看着前面,他觉得眼前一晃,身影有点熟悉,试探的出口:“林夏?”
听见有人叫自己,林夏回头看,就看见队伍里的肖卓,“诶肖卓!”
“这美眉谁啊。”
突然计上心头,肖卓硬气的拍拍胸脯,“假如帮你脱单了,怎么谢我啊。”
张开愣了一下,“我叫你哥。”
“可以。”说完朝林夏走去。
张开情商可能不在线,愣是没想出什么意思。
回去的路上肖卓追上张开,搭着肩膀喘气,“那,那么快。”
“不快饭都冷了。”随口又问,“你唠嗑这么久。”
肖卓道:“刚刚我同学,长得还可以吧,设计公司员工。”
妹子长得不错,可是跟他有半毛钱关系,“咋的,你还想介绍给我。”
“人家有男朋友了,真抱歉。”。
胳膊肘就那么捅上了,张开推开病房进去反手将人关在门外,嘿嘿直笑,“叫哥就给你开门。”
“混球都多大了!”张母率先一巴掌上去开了门,一鸣躲身后吐舌头。
他一定是充话费送的……
晚上回去的路上一鸣头低着,自言自语,肖卓凑近听听,“一颗,两颗……”有风的缘故后面听不清,“肖一鸣你嘀咕什么呢。”

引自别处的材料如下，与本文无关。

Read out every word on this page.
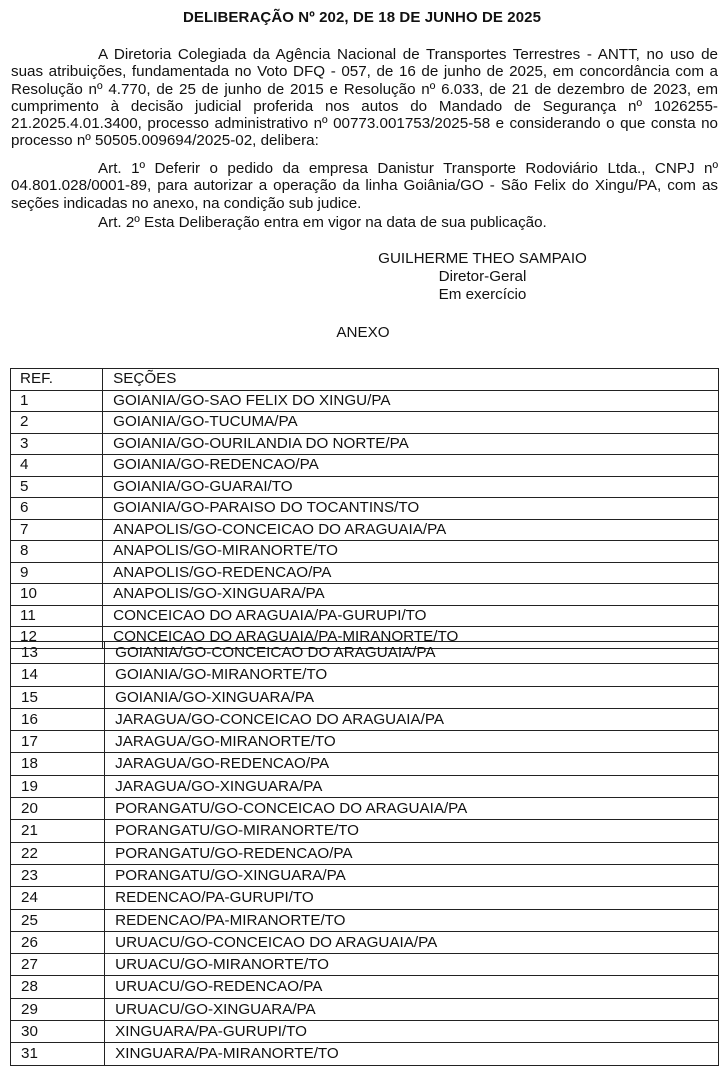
DELIBERAÇÃO Nº 202, DE 18 DE JUNHO DE 2025
A Diretoria Colegiada da Agência Nacional de Transportes Terrestres - ANTT, no uso de suas atribuições, fundamentada no Voto DFQ - 057, de 16 de junho de 2025, em concordância com a Resolução nº 4.770, de 25 de junho de 2015 e Resolução nº 6.033, de 21 de dezembro de 2023, em cumprimento à decisão judicial proferida nos autos do Mandado de Segurança nº 1026255-21.2025.4.01.3400, processo administrativo nº 00773.001753/2025-58 e considerando o que consta no processo nº 50505.009694/2025-02, delibera:
Art. 1º Deferir o pedido da empresa Danistur Transporte Rodoviário Ltda., CNPJ nº 04.801.028/0001-89, para autorizar a operação da linha Goiânia/GO - São Felix do Xingu/PA, com as seções indicadas no anexo, na condição sub judice.
Art. 2º Esta Deliberação entra em vigor na data de sua publicação.
GUILHERME THEO SAMPAIO
Diretor-Geral
Em exercício
ANEXO
REF.	SEÇÕES
1	GOIANIA/GO-SAO FELIX DO XINGU/PA
2	GOIANIA/GO-TUCUMA/PA
3	GOIANIA/GO-OURILANDIA DO NORTE/PA
4	GOIANIA/GO-REDENCAO/PA
5	GOIANIA/GO-GUARAI/TO
6	GOIANIA/GO-PARAISO DO TOCANTINS/TO
7	ANAPOLIS/GO-CONCEICAO DO ARAGUAIA/PA
8	ANAPOLIS/GO-MIRANORTE/TO
9	ANAPOLIS/GO-REDENCAO/PA
10	ANAPOLIS/GO-XINGUARA/PA
11	CONCEICAO DO ARAGUAIA/PA-GURUPI/TO
12	CONCEICAO DO ARAGUAIA/PA-MIRANORTE/TO
13	GOIANIA/GO-CONCEICAO DO ARAGUAIA/PA
14	GOIANIA/GO-MIRANORTE/TO
15	GOIANIA/GO-XINGUARA/PA
16	JARAGUA/GO-CONCEICAO DO ARAGUAIA/PA
17	JARAGUA/GO-MIRANORTE/TO
18	JARAGUA/GO-REDENCAO/PA
19	JARAGUA/GO-XINGUARA/PA
20	PORANGATU/GO-CONCEICAO DO ARAGUAIA/PA
21	PORANGATU/GO-MIRANORTE/TO
22	PORANGATU/GO-REDENCAO/PA
23	PORANGATU/GO-XINGUARA/PA
24	REDENCAO/PA-GURUPI/TO
25	REDENCAO/PA-MIRANORTE/TO
26	URUACU/GO-CONCEICAO DO ARAGUAIA/PA
27	URUACU/GO-MIRANORTE/TO
28	URUACU/GO-REDENCAO/PA
29	URUACU/GO-XINGUARA/PA
30	XINGUARA/PA-GURUPI/TO
31	XINGUARA/PA-MIRANORTE/TO
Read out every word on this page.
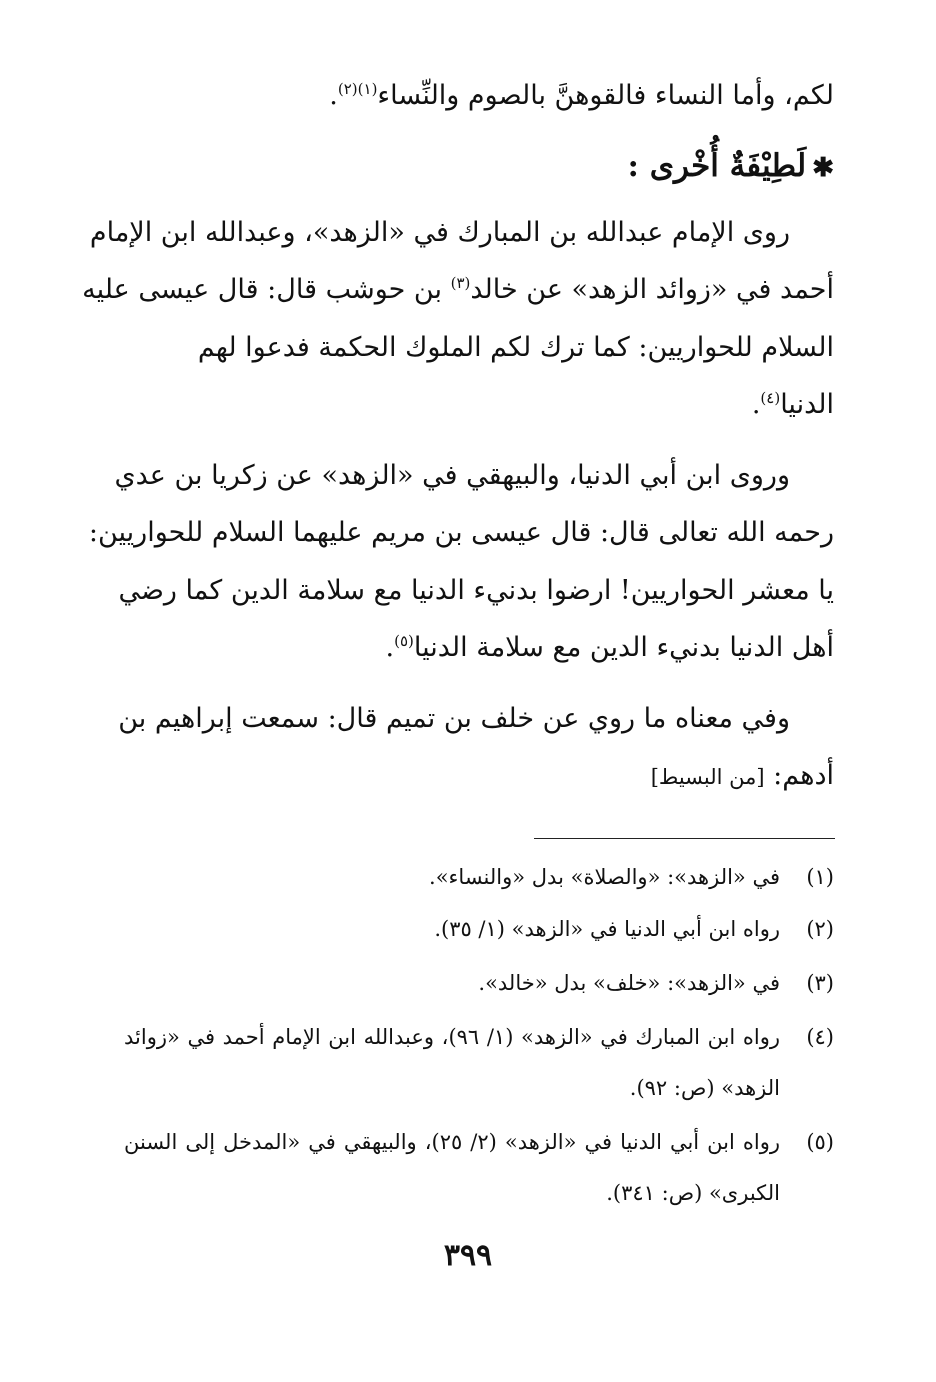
لكم، وأما النساء فالقوهنَّ بالصوم والنِّساء$^{(١)(٢)}$.
✱لَطِيْفَةٌ أُخْرى :
روى الإمام عبدالله بن المبارك في «الزهد»، وعبدالله ابن الإمام
أحمد في «زوائد الزهد» عن خالد$^{(٣)}$ بن حوشب قال: قال عيسى عليه
السلام للحواريين: كما ترك لكم الملوك الحكمة فدعوا لهم
الدنيا$^{(٤)}$.
وروى ابن أبي الدنيا، والبيهقي في «الزهد» عن زكريا بن عدي
رحمه الله تعالى قال: قال عيسى بن مريم عليهما السلام للحواريين:
يا معشر الحواريين! ارضوا بدنيء الدنيا مع سلامة الدين كما رضي
أهل الدنيا بدنيء الدين مع سلامة الدنيا$^{(٥)}$.
وفي معناه ما روي عن خلف بن تميم قال: سمعت إبراهيم بن
أدهم: [من البسيط]
(١)
في «الزهد»: «والصلاة» بدل «والنساء».
(٢)
رواه ابن أبي الدنيا في «الزهد» (١/ ٣٥).
(٣)
في «الزهد»: «خلف» بدل «خالد».
(٤)
رواه ابن المبارك في «الزهد» (١/ ٩٦)، وعبدالله ابن الإمام أحمد في «زوائد
الزهد» (ص: ٩٢).
(٥)
رواه ابن أبي الدنيا في «الزهد» (٢/ ٢٥)، والبيهقي في «المدخل إلى السنن
الكبرى» (ص: ٣٤١).
٣٩٩
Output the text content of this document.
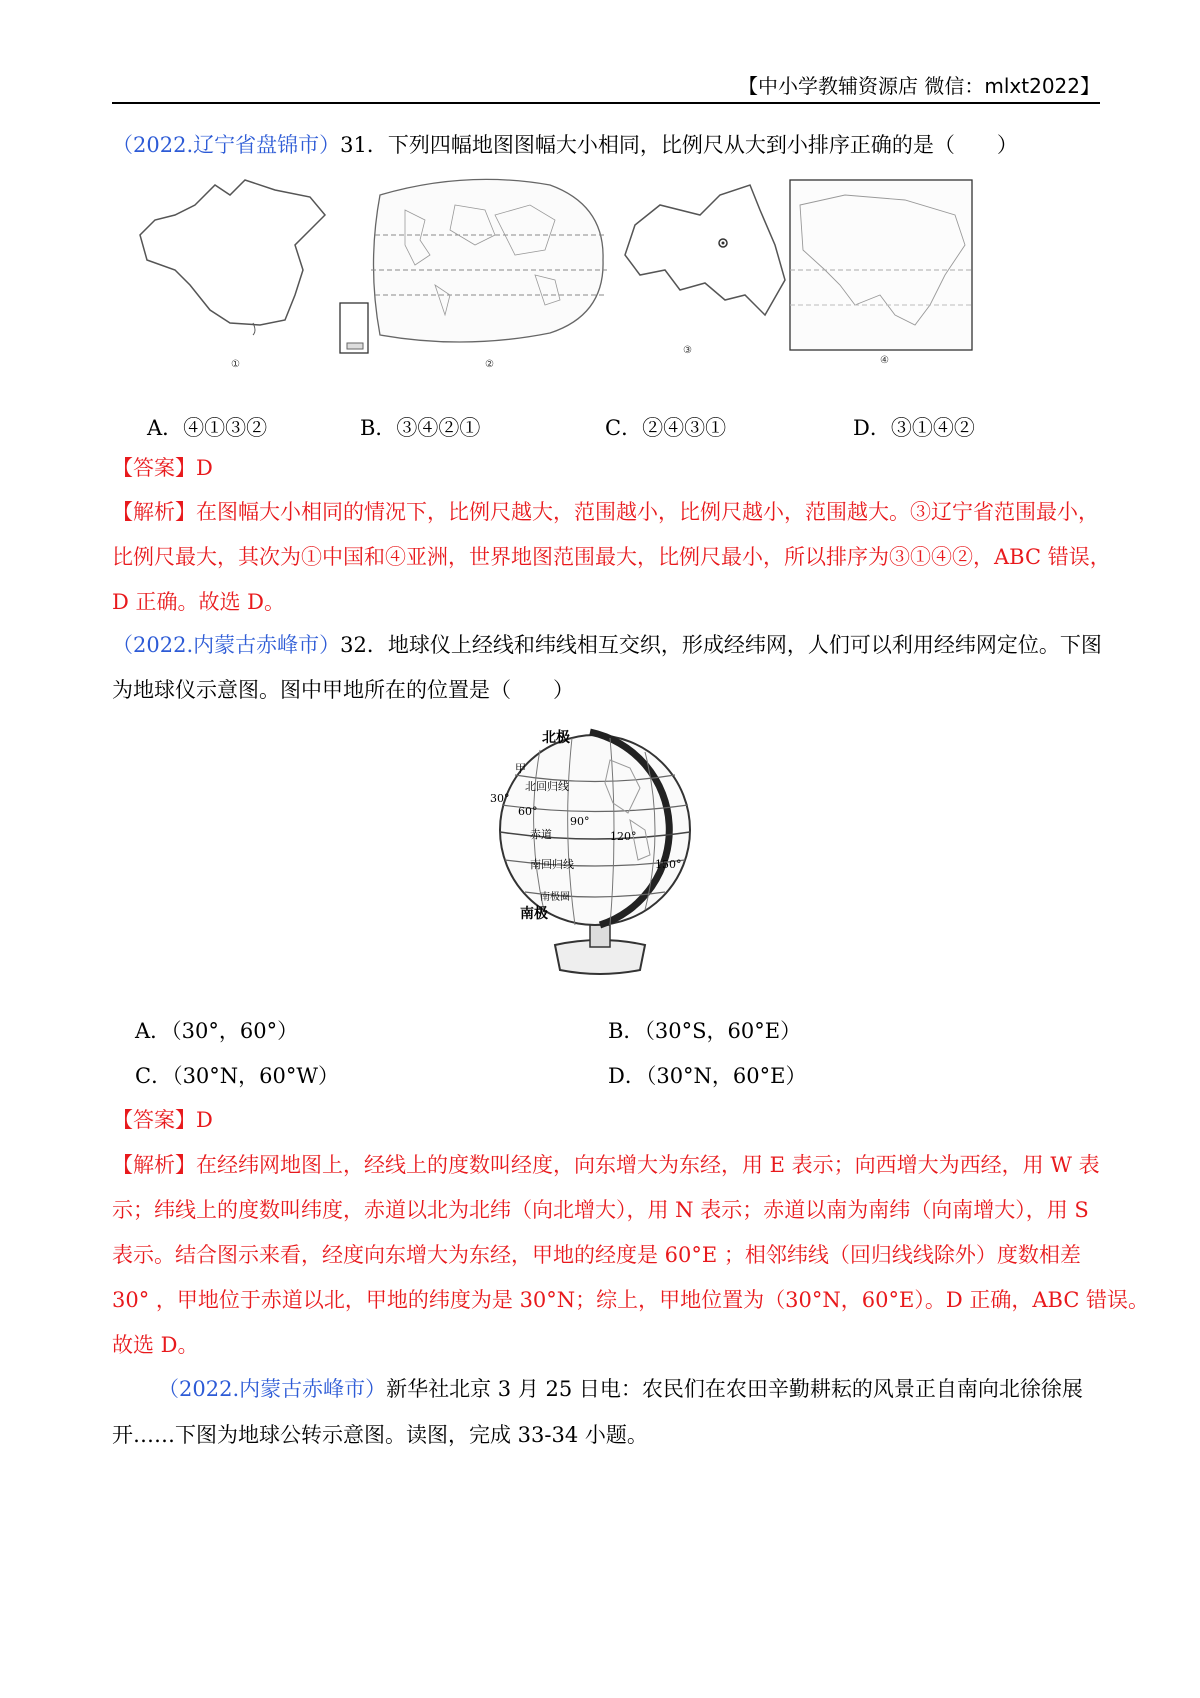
【中小学教辅资源店 微信：mlxt2022】
（2022.辽宁省盘锦市）31．下列四幅地图图幅大小相同，比例尺从大到小排序正确的是（　　）
①	②
③
④
A．④①③②	B．③④②①	C．②④③①	D．③①④②
【答案】D
【解析】在图幅大小相同的情况下，比例尺越大，范围越小，比例尺越小，范围越大。③辽宁省范围最小，
比例尺最大，其次为①中国和④亚洲，世界地图范围最大，比例尺最小，所以排序为③①④②，ABC 错误，
D 正确。故选 D。
（2022.内蒙古赤峰市）32．地球仪上经线和纬线相互交织，形成经纬网，人们可以利用经纬网定位。下图
为地球仪示意图。图中甲地所在的位置是（　　）
北极
甲
北回归线
30°
60°
赤道
90°
120°
150°
南回归线
南极圈
南极
A．（30°，60°）	B．（30°S，60°E）
C．（30°N，60°W）	D．（30°N，60°E）
【答案】D
【解析】在经纬网地图上，经线上的度数叫经度，向东增大为东经，用 E 表示；向西增大为西经，用 W 表
示；纬线上的度数叫纬度，赤道以北为北纬（向北增大），用 N 表示；赤道以南为南纬（向南增大），用 S
表示。结合图示来看，经度向东增大为东经，甲地的经度是 60°E ；相邻纬线（回归线线除外）度数相差
30° ，甲地位于赤道以北，甲地的纬度为是 30°N；综上，甲地位置为（30°N，60°E）。D 正确，ABC 错误。
故选 D。
（2022.内蒙古赤峰市）新华社北京 3 月 25 日电：农民们在农田辛勤耕耘的风景正自南向北徐徐展
开……下图为地球公转示意图。读图，完成 33-34 小题。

嘀咕糖呢,每个人分一块,还被张伯伯抢掉两块,现在就只剩两个了,给爸爸一个再吃一个,侯叔叔就没有了。
这样数数,一鸣对张伯伯就更来气。
在小家伙决定舍身取义的时候发现家里没有侯叔叔,看了几遍跑到肖卓面前问:“侯叔叔呢?”
肖卓回答:“他说出差几天。”
“那出差几天。”
“我不知道。”
“肖卓你去问问。”
“我不问。”
你不问我自己问,一鸣嘀嘀咕咕脱掉鞋跑到小房间握着卡片再爬沙发上,对着数字一板一眼的按。
对一鸣而言,侯皓算是什么。
肖卓叹口气不加干预,皱着眉头准备晚饭。
莫名其妙多出一个人。
现在突然少掉一个人。
肖卓回头看一眼儿子,心头乱成线团,想捋顺一时还找不着线头。鼻尖嗅到香水的味道醒悟脖子上海围着侯皓的围巾,“这骚包味。”伸手就要扯掉。
不过在凉气入侵的瞬间又缠好,安慰自己,“等病好了就不用。”
……
侯氏企业。
司机恭敬地站在旁边,保镖打扮的人按着一穿着棉袄的中年男人,抓着头发仰起头才看清长什么样子。
眼眶发紫,嘴角血液已经凝固,寒风呼啸着吹过后整个人都抖成筛子。
“我……我真的不敢……不敢了……”哆哆嗦嗦的说完一句话在看见走近的皮鞋时更加恐惧。